The Count of Monte Cristo is one of those novels (and movies) that is referenced everywhere in pop culture. But of course, because it’s French lit, I’d been putting it off. My husband ranks it up there as one of his top favorite movies, but aside from the brief sword fight and “Can we come up?” scene in V for Vendetta, I really had no reference point–I thought it was all about dueling. Of course I knew there was some sort of prison revenge plot, but that’s about it.
When I read The Black Count, though, and found out why Alexandre Dumas wrote CoMC–I knew I had to move it up the list. This book was so much more than I expected it to be. At first, I was mostly just looking for comparisons to General Dumas’ life, but the longer the story went on (and this story is LONG), the more I got wrapped up in it.

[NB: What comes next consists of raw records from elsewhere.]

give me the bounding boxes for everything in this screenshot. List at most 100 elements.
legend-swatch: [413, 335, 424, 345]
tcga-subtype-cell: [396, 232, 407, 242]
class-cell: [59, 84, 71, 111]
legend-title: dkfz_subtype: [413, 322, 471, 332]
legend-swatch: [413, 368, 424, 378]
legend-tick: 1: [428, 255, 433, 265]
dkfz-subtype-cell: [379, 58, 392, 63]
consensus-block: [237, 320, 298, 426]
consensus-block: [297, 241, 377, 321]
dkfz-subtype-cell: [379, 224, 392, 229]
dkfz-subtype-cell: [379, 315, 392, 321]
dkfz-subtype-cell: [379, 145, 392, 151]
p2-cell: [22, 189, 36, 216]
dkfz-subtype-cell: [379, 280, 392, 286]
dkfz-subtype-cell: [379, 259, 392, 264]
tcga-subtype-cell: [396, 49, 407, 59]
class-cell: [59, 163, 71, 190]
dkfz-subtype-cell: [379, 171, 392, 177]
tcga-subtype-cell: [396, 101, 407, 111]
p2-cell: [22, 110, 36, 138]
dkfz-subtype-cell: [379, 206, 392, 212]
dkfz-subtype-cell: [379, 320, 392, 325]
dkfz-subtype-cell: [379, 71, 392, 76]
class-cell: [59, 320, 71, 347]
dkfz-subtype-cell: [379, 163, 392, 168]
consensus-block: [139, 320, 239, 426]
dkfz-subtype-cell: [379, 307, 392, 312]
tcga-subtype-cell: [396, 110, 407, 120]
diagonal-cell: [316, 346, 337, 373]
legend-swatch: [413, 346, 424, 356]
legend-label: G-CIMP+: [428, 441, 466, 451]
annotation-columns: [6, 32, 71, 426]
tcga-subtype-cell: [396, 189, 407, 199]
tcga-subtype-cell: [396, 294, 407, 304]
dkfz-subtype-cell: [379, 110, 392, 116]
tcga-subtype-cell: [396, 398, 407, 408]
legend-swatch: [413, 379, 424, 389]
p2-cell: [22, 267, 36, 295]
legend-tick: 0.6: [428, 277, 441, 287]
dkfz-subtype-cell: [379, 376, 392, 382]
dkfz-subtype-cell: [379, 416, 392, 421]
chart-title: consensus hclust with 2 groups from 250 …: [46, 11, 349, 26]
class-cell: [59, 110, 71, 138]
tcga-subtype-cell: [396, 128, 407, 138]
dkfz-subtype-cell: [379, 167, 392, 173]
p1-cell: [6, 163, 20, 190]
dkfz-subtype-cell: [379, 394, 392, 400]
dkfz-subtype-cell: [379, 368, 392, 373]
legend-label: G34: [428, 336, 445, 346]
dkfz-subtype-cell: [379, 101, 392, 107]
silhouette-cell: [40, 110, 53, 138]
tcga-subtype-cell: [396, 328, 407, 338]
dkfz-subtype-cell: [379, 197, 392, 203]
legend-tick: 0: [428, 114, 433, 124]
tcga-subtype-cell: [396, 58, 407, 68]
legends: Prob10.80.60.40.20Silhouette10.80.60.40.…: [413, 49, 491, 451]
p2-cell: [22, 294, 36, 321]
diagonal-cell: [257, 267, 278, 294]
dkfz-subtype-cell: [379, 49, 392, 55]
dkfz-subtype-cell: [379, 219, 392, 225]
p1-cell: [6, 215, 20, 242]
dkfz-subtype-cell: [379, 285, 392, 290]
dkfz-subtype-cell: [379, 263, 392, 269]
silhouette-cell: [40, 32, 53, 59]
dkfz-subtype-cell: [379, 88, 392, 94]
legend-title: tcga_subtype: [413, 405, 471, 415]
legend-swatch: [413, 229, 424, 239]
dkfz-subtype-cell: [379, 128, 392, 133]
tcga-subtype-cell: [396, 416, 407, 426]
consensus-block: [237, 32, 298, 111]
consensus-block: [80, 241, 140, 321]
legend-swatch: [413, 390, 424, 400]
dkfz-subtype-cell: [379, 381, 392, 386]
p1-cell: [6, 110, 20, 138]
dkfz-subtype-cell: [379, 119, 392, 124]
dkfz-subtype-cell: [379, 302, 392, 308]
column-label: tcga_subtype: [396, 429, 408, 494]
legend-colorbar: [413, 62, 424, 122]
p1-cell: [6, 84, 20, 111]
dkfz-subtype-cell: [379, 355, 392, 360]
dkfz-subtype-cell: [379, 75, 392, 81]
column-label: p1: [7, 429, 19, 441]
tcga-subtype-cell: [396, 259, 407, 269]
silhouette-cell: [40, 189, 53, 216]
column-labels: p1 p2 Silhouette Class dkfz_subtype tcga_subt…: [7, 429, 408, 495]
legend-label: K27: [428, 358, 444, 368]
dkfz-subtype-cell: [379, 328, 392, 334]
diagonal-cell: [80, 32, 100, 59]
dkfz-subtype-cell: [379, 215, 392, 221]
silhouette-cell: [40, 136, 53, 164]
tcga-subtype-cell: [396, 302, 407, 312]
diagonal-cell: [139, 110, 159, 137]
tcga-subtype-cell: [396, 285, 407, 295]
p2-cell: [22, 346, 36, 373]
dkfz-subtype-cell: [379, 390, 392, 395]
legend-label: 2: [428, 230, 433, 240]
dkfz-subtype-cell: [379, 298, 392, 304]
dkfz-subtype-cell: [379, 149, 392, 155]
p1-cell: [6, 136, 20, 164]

I read The Three Musketeers a few years ago, and hated every moment of it. I found the characterization ridiculous and irregularly detailed, and I didn’t understand why we couldn’t just get to the point and action. However, now that I know that Dumas was paid BY THE LINE…all that makes so much sense! Heck, I would write the thing to death too! Also, I learned in The Black Count that one of the most important things in the world to Dumas was never to forget a person, the way he felt his father was forgotten. That is why every person he writes has a backstory, and every backstory has a place in the plot.
This is the very crux of Edmond Dantes vengeance. Everyone has forgotten him–to the point that he can parade around in society as a massively rich count–and no one recognizes the man they sent to prison. Because of that, he is able to destroy their lives from the inside out. But in the end, is that vengeance as sweet as he hoped it would be?
I’m glad I gave Alexandre Dumas another chance. There’s so much depth to his writing that I didn’t see before. You can’t rush Dumas, that’s for certain, and I think that’s what I had tried to do with The Three Musketeers–I had too many expectations of what it was supposed to be. The Count of Monte Cristo is a wholly brilliant story, and I look forward to reading it over and over.